Yes, Walt will try to use the DVD against dead Hank. A corpse has a lot less defensive power, but even so, it would be preposterous if the DEA buys into Walt's little drama.
What does Hank's demise mean in story telling terms? The true hero, a flawed man but a good one, is still a loser, who snatches ignominious defeat from the jaws of victory.
In Walt's morally perverted eyes, Jesse has betrayed him and he can no more forgive Jesse than he could have been satisfied to die as a loving husband and devoted father, which is to say, a loser. Walt preferred being a winner (as does much of the audience,) to be a good man. Walt is the antihero. As the antivillain, Jesse's confession is a step toward redemption. Although the show chose to minimize it, Jesse's confession is also a judgment on Walt. The viewer is given (dimly, clumsily) a starkly dramatic choice between Walt and Jesse.
Like Hank, Jesse is still a loser. On one level of course many in the audience identify with Walt the winner. I suppose they could not accept Jesse as a winner, a perversion of the natural order in which only the strong like Walt win.
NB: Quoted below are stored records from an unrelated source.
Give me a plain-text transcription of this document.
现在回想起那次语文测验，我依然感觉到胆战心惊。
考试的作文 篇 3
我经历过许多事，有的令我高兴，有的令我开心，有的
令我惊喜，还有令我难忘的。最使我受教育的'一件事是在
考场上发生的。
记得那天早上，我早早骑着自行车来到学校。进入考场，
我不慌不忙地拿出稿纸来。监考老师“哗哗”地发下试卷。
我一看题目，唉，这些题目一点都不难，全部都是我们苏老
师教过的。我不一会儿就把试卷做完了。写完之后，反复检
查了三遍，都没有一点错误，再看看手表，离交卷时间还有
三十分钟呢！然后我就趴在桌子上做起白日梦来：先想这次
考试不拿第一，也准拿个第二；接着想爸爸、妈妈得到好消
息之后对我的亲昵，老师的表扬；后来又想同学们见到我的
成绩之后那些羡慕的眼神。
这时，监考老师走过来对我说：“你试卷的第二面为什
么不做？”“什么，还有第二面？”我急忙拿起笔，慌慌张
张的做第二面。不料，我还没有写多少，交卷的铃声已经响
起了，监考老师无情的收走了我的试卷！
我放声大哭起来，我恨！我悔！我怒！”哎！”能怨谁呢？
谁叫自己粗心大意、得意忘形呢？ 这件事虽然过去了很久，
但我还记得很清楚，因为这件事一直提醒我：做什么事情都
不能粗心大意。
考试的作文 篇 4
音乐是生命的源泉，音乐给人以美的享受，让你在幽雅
Weaklings like Jesse are just crazy.
Here at the end the series cannot finesse its decision about what it values in Walt/Jesse/Hank.
I suppose it's possible that Walt is skipping witness relocation in New Hampshire, not surfacing from his own escape.
PS I think the Todd thing isn't a bit sincere. But the soft, romantic approach to older superiors worked out in prison pretty well. Todd's a practical young man, he sticks with what he knows.